Two key witnesses in the government's case were David Scott Piechowicz and his wife, Cheryl. David Piechowicz was the motel's manager, and he and Cheryl were the only two witnesses who could place Grandison in the room where the drugs were found. Cheryl's sister, Susan Kennedy, was filling in for her at work on the morning of April 28, 1983, when Vernon Lee Evans, a hitman who had been hired by Grandison, entered the motel lobby and shot Susan and David 17 times.

==Conviction and sentencing==
Despite the murder of her husband and sister, Cheryl Piechowicz testified against Grandison 12 days later at his federal drug trial, which ended in Grandison's conviction.

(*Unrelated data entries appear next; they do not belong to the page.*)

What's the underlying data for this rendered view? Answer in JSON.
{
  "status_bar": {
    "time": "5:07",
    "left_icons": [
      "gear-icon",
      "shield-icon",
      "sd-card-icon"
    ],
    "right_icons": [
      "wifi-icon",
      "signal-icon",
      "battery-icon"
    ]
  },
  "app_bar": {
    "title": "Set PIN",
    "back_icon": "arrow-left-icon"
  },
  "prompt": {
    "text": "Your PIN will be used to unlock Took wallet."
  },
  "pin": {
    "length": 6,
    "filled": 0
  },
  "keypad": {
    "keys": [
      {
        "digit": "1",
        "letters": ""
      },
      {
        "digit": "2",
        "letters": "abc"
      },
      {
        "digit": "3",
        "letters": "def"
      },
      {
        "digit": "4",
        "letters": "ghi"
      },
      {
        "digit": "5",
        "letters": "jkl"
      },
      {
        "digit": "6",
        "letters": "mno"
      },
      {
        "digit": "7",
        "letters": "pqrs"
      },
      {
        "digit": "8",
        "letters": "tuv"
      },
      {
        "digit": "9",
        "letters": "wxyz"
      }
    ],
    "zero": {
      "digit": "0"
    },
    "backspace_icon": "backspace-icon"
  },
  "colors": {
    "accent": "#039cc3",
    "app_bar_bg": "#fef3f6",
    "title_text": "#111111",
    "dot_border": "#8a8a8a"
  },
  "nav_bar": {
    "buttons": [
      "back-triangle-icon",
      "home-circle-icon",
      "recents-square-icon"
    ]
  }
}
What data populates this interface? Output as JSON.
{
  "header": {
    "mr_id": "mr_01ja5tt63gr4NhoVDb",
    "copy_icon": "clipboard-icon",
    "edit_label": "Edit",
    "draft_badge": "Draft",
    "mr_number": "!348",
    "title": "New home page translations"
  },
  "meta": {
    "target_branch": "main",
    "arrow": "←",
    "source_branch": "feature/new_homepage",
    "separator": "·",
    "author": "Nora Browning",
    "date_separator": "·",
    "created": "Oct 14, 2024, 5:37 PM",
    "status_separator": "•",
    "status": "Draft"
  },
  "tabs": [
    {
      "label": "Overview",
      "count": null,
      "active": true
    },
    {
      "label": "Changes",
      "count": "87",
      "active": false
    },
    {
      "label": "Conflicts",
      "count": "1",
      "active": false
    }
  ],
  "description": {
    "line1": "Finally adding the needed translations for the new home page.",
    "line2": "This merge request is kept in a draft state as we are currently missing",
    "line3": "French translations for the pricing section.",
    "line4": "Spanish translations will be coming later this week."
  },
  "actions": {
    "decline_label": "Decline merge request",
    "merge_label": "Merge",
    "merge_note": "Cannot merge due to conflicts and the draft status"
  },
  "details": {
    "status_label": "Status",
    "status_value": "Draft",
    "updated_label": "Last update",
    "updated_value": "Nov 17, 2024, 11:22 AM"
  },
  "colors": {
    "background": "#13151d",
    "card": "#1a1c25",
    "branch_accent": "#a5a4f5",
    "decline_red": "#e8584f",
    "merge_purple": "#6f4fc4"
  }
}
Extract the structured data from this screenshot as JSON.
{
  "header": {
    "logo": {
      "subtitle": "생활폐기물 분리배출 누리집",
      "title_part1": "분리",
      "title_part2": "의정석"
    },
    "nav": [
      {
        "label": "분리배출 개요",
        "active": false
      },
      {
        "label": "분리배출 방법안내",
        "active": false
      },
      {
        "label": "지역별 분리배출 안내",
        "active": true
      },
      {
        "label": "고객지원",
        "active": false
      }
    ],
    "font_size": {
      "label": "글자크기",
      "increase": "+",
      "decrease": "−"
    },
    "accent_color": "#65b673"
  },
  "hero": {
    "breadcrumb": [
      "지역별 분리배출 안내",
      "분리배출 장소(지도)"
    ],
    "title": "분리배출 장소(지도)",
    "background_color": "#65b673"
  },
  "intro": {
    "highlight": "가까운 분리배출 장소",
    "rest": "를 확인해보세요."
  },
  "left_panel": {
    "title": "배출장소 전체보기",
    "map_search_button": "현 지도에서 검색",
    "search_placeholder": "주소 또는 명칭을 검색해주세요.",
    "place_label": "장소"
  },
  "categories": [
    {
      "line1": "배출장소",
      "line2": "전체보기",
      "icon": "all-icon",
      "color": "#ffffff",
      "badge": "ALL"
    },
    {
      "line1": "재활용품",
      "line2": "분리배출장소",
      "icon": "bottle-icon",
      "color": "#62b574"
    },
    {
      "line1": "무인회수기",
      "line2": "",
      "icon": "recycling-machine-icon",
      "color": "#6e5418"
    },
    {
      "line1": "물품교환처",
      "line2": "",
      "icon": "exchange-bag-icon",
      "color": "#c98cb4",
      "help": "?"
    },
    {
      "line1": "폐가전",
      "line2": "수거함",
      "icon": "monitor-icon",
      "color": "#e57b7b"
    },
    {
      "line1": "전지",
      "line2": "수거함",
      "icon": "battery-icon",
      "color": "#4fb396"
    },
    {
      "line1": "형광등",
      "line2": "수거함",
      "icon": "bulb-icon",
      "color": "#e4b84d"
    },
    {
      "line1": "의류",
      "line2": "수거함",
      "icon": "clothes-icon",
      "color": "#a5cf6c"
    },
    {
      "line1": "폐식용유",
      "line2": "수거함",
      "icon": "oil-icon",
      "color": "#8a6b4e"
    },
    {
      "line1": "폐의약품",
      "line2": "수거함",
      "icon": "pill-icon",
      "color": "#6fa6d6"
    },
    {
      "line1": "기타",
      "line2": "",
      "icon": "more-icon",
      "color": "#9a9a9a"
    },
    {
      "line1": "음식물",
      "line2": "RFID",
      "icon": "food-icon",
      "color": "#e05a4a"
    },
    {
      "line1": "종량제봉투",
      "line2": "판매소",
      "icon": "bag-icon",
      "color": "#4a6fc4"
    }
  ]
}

After the Warren House Motel killings, the U.S. government indicted Grandison and Evans along with two co-conspirators, Rodney Kelly (who was Grandison's nephew) and Janet Moore, on charges of witness tampering and conspiracy to violate the civil rights of David Piechowicz. The Baltimore County State's Attorney's office also indicted Grandison and Evans on charges of first degree murder, conspiracy to commit murder, and the use of a handgun in the commission of a felony. Both of these cases led to convictions. Grandison was sentenced to life in the federal case, and received a death sentence after being convicted of state murder charges.

Cheryl Piechowicz (then known as Cheryl Bradshaw) died on February 12, 1998, at the age of 38 of a congenital vascular defect in her brain.

==Legal proceedings==
After several years of appeals, Grandison's original death sentence was vacated on the basis of inadequate jury instructions in July 1992, as a result of the Supreme Court's decision in another case, Mills v. Maryland. Another sentencing hearing was held, and in June 1994 a second jury again sentenced Grandison to die, because of the aggravating circumstance of the crime being a contractual murder for pay. This sentence was upheld on direct appeal by the Maryland Court of Appeals in 1995. Grandison's petition for post-conviction relief was denied in 1998, and his petition for federal habeas corpus relief was rejected by the U.S. District Court for the District of Maryland in 2000.

A further appeal to the Maryland Court of Appeals was denied in 2005. After Maryland outlawed capital punishment in 2013, his sentence was commuted by Governor Martin O'Malley in 2014.